Bahrain sekarang terlibat dalam pembangunan Katedral Our Lady of Arabia, yang disebut-sebut sebagai gereja terbesar yang pernah dibangun di Semenanjung Arab, yang akan ditempatkan di samping sebuah masjid baru, yang melambangkan kebebasan beragama di wilayah tersebut.

"Raja mengirim kami untuk membawa pesan damai ke seluruh dunia," seorang ulama Syiah dalam delegasi tersebut mengatakan kepada Hadashot saat berada di Israel. Ulama tersebut mengatakan bahwa orang Syiah, yang merupakan mayoritas di negara yang dikuasai Sunni, tidak memiliki niat buruk terhadap anggota agama lain. "Kaum Syiah di Bahrain dan di luar Bahrain tidak merasa benci, mereka tidak membawa pesan kebencian atau kebencian terhadap aliran agama atau agama apapun," katanya.

Berbeda dengan Negara Arab Lainnya

Pada tahun 2011, Bahrain menghadapi demonstrasi dari komunitas Syiah setelah pecahnya Musim Semi Arab di seluruh wilayah. Dengan bantuan Arab Saudi, yang mengirim tentara melintasi batas yang memisahkan kedua negara, Bahrain menghentikan demonstrasi tersebut, yang menuding bahwa aksi itu dibantu oleh Iran yang mayoritas Syiah.

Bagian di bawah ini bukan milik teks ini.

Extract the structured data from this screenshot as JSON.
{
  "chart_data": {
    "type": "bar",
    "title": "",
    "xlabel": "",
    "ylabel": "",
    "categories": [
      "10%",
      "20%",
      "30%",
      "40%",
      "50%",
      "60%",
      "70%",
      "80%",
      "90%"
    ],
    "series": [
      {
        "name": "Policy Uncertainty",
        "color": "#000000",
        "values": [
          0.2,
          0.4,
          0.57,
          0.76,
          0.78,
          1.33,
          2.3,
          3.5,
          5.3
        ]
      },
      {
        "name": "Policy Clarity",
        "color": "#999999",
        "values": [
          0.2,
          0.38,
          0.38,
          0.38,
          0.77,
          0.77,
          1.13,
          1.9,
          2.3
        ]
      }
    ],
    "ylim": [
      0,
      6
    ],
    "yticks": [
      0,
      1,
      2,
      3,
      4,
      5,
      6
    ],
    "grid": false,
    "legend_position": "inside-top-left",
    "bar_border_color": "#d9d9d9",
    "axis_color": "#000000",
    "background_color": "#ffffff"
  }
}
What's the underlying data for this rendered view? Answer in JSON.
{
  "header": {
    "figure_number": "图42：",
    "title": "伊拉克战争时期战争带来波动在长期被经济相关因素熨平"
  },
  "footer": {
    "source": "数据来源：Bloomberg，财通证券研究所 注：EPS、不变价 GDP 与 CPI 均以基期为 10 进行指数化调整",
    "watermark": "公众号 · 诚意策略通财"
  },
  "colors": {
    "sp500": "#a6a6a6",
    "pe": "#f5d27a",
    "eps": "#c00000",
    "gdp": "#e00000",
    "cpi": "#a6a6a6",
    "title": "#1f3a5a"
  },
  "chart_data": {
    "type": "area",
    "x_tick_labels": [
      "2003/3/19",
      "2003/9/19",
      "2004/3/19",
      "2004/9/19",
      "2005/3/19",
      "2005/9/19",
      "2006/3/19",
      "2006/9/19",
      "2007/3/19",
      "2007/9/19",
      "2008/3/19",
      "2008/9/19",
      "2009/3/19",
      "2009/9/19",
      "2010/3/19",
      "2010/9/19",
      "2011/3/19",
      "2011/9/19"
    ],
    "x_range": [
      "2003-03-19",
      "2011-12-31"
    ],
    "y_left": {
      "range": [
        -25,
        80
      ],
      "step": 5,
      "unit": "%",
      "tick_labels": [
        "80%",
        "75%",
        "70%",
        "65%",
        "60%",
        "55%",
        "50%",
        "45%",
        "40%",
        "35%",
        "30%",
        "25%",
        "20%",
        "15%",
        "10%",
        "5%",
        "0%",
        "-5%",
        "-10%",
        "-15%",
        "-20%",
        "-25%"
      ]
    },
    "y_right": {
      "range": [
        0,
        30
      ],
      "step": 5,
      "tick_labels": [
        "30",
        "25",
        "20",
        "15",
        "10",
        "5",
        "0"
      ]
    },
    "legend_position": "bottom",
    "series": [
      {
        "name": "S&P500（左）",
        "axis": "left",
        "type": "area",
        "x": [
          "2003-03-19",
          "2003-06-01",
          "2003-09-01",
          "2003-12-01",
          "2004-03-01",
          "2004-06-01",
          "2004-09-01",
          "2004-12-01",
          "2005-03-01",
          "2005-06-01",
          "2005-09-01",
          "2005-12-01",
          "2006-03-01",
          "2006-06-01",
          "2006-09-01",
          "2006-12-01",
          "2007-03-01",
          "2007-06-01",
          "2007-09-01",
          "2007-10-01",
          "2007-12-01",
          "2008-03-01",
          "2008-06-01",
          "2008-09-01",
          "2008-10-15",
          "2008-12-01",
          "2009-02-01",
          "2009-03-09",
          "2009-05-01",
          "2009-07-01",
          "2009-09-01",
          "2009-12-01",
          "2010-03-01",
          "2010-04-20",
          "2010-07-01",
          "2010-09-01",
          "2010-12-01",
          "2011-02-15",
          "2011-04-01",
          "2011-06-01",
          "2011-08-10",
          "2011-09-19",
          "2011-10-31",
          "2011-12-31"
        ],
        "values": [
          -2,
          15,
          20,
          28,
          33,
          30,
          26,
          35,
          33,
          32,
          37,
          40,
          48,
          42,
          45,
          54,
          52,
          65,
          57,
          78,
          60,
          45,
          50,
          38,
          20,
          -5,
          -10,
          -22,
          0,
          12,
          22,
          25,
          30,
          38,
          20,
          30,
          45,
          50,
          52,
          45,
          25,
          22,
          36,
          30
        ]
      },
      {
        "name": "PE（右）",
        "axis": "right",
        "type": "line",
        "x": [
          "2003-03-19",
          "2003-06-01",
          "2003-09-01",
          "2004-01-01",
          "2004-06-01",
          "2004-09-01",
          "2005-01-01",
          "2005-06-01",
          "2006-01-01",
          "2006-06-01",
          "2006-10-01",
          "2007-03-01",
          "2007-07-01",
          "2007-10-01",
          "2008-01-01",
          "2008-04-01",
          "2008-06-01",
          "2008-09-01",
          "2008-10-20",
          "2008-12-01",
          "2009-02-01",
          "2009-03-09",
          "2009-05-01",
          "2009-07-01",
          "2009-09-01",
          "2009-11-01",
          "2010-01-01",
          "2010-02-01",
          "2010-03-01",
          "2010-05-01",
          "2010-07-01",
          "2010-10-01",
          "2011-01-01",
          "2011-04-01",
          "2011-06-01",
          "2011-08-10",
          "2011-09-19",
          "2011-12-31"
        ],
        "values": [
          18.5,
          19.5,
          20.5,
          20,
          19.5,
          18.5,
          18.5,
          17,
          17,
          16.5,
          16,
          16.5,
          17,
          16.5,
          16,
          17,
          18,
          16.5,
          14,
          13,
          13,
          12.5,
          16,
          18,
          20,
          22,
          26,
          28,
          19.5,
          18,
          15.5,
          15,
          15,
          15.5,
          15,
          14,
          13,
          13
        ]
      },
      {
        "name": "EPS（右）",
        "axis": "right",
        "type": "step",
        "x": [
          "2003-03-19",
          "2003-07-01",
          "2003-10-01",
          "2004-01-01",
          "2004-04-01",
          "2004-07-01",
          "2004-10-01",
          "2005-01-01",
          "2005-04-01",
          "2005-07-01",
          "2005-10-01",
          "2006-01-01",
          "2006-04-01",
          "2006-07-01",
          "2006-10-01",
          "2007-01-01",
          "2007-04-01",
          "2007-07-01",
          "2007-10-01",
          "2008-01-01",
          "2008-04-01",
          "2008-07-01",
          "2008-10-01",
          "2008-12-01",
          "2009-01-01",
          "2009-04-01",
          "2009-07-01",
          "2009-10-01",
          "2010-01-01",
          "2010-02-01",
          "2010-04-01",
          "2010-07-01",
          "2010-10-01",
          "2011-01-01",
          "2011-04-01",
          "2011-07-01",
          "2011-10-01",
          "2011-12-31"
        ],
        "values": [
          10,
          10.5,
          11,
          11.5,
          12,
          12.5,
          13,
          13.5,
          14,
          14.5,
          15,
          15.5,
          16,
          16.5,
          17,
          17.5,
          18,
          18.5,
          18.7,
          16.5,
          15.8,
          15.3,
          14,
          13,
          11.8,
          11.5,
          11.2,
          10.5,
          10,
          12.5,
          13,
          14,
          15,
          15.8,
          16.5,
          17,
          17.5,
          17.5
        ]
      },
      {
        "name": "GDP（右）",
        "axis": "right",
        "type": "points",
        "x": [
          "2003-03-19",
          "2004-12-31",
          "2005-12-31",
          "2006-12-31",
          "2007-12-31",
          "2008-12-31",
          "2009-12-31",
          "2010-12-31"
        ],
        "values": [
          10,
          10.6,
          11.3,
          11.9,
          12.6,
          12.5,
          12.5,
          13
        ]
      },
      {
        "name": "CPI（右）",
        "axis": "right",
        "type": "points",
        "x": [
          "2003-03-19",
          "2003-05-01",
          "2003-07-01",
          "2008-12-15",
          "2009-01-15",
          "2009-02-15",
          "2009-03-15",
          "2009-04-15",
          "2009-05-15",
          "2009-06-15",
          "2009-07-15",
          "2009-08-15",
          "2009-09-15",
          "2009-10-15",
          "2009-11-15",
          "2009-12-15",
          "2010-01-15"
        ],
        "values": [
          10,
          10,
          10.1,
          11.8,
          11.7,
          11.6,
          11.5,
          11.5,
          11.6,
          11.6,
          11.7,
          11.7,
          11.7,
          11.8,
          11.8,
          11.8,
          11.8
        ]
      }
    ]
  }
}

Bahrain dianggap memiliki sikap yang berbeda dibanding negara-negara Arab lainnya terhadap Israel. Negara ini dianggap lebih bersahabat. Tahun 2008 sampai 2013, negara ini memilih seorang diplomatnya yang berdarah Yahudi menjadi dubes untuk AS. Itulah untuk pertama kalinya seorang Yahudi mewakili negara Arab. 

Sejak 2015, raja Bahrain menyelenggarakan perayaan Hanukkah di istananya dengan dihadiri umat Islam dan Yahudi. Bulan Mei lalu, kesebelasan Israel diundang pada kongres FIFA yang diselenggarakan di Bahrain.

September lalu, Breitbart.com memberitakan bahwa kemungkinan kedua negara akan menormalisasi hubungan pada tahun ini, mengutip sejumlah sumber resmi di Bahrain dan Barat. Meskipun demikian normalisasi hubungan itu bukan dalam bentuk pembukaan kedutaan besar di masing-masing negara, melainkan diberikannya izin kunjungan pejabat resmi dalam urusan ekonomi dan perdagangan.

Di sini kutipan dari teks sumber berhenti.